Das erste Team besteht aus sieben Ärzten, zwanzig Schwestern, acht Pflegern und einigen Mitarbeitern für Technik und Verwaltung, später kommt noch eine Physiotherapeutin hinzu. Sie haben sich für sechs Monate verpflichtet, manche verlängern auf ein Jahr. Fast alle sind jung; voller Tatendrang haben sie sich sehr bewusst für diesen schwierigen Einsatz entschieden. Der Vietnamkrieg bildet eines der beherrschenden Themen in der deutschen Öffentlichkeit. Zwangsläufig gerät nun auch die Helgoland zum Politikum. Obwohl der humanitäre Charakter der Mission außer Frage steht, wird sie doch auch als Schachzug im Kalten Krieg wahrgenommen.

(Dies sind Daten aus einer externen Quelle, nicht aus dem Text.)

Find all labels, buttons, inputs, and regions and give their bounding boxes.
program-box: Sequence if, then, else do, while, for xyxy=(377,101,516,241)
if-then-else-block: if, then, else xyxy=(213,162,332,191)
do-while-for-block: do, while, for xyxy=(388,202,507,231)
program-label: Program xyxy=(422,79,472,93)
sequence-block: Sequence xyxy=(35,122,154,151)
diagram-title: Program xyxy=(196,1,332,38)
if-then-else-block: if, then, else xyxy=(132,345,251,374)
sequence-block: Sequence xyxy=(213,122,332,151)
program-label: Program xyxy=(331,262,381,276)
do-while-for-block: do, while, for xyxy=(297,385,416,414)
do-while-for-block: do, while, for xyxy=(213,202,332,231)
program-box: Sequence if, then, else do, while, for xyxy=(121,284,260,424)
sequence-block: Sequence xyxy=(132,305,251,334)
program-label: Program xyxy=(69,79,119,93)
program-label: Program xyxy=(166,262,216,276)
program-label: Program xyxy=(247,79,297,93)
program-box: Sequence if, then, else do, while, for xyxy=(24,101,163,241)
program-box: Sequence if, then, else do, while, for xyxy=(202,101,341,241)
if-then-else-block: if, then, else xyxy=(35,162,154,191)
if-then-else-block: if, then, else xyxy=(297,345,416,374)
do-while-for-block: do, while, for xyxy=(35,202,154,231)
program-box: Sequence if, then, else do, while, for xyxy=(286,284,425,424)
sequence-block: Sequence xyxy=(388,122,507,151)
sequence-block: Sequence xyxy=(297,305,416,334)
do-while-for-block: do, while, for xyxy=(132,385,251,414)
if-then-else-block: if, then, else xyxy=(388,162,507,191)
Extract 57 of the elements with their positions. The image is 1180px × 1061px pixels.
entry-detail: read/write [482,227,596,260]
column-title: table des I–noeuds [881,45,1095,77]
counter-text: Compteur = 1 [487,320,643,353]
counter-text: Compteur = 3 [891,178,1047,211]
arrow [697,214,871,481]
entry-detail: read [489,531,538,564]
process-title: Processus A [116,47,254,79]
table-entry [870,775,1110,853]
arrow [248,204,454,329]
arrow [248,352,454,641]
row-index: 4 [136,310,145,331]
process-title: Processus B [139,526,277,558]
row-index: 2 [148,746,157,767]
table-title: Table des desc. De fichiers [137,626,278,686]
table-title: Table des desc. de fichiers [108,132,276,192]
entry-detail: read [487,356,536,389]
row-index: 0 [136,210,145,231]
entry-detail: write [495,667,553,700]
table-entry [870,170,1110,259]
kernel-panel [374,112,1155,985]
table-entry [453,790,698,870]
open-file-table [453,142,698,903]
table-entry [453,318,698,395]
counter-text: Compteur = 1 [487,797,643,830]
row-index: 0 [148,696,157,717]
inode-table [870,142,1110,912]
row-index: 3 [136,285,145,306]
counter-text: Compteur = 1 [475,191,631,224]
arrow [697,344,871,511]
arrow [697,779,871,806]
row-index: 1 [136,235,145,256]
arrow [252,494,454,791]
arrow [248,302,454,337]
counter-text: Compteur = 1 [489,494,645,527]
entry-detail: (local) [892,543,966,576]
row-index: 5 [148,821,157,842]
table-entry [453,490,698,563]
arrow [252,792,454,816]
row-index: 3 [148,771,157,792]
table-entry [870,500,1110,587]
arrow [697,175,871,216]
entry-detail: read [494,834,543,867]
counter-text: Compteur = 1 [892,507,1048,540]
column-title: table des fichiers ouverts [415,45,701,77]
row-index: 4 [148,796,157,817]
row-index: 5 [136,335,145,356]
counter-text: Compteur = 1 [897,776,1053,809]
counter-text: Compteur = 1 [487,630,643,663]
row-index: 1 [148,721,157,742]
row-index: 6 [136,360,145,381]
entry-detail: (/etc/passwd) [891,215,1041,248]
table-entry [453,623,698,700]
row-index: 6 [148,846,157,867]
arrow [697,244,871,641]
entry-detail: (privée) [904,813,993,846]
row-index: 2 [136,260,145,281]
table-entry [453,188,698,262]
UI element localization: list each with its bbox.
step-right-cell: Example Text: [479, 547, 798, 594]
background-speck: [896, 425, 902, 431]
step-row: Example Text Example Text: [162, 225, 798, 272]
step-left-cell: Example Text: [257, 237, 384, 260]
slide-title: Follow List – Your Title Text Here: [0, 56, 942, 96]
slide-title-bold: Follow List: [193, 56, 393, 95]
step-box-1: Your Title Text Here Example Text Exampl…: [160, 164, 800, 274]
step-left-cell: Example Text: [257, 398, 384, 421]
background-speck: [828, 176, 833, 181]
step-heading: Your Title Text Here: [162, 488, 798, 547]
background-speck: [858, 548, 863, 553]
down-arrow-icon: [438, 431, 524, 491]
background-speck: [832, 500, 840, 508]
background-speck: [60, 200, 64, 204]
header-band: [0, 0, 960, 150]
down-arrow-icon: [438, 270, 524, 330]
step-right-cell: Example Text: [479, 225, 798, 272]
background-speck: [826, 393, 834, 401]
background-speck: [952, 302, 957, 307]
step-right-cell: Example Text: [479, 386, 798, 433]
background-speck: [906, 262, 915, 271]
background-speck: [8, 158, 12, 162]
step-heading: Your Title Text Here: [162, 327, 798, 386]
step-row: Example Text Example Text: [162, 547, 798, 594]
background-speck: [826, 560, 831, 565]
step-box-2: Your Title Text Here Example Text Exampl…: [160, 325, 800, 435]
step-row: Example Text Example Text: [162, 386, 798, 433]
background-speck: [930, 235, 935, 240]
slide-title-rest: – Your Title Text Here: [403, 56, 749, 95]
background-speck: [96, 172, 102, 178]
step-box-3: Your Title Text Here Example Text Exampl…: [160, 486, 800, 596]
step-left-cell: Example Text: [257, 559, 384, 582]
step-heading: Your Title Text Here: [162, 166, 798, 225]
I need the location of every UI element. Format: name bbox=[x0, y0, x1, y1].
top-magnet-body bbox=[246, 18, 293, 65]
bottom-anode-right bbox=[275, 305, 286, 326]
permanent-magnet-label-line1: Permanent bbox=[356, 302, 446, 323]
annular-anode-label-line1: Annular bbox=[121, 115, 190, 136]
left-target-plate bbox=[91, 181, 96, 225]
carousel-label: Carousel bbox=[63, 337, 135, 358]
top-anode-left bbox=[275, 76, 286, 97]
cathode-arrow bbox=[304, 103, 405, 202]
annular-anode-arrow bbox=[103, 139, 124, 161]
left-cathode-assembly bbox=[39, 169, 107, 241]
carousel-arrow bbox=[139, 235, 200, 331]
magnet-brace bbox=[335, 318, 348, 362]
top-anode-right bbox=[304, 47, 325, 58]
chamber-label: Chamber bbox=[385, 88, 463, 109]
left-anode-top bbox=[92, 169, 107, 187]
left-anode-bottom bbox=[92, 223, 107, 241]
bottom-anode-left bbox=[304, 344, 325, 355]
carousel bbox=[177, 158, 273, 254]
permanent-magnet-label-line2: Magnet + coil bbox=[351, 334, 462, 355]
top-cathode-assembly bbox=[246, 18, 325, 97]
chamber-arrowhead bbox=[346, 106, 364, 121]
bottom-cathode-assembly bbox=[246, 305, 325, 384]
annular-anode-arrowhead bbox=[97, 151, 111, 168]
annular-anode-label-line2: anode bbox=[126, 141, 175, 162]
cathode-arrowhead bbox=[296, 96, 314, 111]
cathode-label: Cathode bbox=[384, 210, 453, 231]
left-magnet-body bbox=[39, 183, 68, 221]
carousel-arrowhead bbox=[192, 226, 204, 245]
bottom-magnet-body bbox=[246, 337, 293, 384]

Tatsächlich erweist sich der vermeintliche Luxus eines Schiffes aber im Laufe des Krieges als ein beträchtlicher Vorteil. Wann immer nächtlicher Raketenbeschuss droht – und das ist oft über Wochen hinweg der Fall –, läuft die Helgoland aus und wartet auf Außenreede ab, bis die Lage sich beruhigt. Ein Landkrankenhaus hätte diese Ausweichmöglichkeit nicht.
Chefarzt Otto A. Jäger wertet nach Abwägung des Für und Wider, der Aufwand sei unbedingt „vertretbar durch die übergroße Not der Zivilbevölkerung, zu deren Überwindung wohl jede Hilfsmaßnahme ihre Berechtigung hat“. Unter seiner medizinischen Leitung wird das Schiff ein Jahr später nach Da Nang verlegt, etwa in der Mitte des gespaltenen Landes. Die damals 350.000 Einwohner zählende Stadt ist einer der wichtigsten Stützpunkte der Amerikaner, verfügt jedoch lediglich über 500 Krankenbetten für die Bevölkerung. Mehr noch als in Saigon wirkt die Helgoland hier wie ein Raumschiff aus einer anderen Welt: „Blitzsauber, vollklimatisiert, ausgestattet mit den modernsten Einrichtungen und den besten Medikamenten“, schwärmt Dietrich Blos, der das Schiff als Beauftragter des DRK-Präsidiums mehrfach besucht.
Das Grundprinzip dieses Einsatzes ist, wie stets bei Rotkreuzmissionen, dass allen Bedürftigen unterschiedslos geholfen wird, ohne dass Fragen nach Freund oder Feind, arm oder reich gestellt werden – ein Segen für das von Krieg und Korruption heimgesuchte Land. Alle Dienste sind kostenlos, wobei ausschließlich Zivilisten behandelt werden.
Häufig sehen die Helfer sich mit Verletzungen konfrontiert, die sonst nur Kriegschirurgen zu sehen bekommen. Da ist der Junge, der mit einer Handgranate gespielt hat. Dort das Mädchen, dem ein Querschläger die Leber zerrissen hat, und das wenige Tage nach der Operation schon wieder quietschfidel spielt. Oder die Bewohner eines Dorfes, über dem Napalmbomben niedergegangen sind, und deren Haut, wie Jäger sich erinnert, „zehn Stunden danach noch rauchte wie eine Zigarette im Aschenbecher“. Und da ist die von Splittern durchsiebte hochschwangere Frau, die zehn Tage lang an eine Herz-Lungen-Maschine angeschlossen bleibt und dort auch ihr Kind zur Welt bringt. Während sie zwei Tage später stirbt, wird der Säugling als „Mr. Helgoland“ zum Liebling des Personals.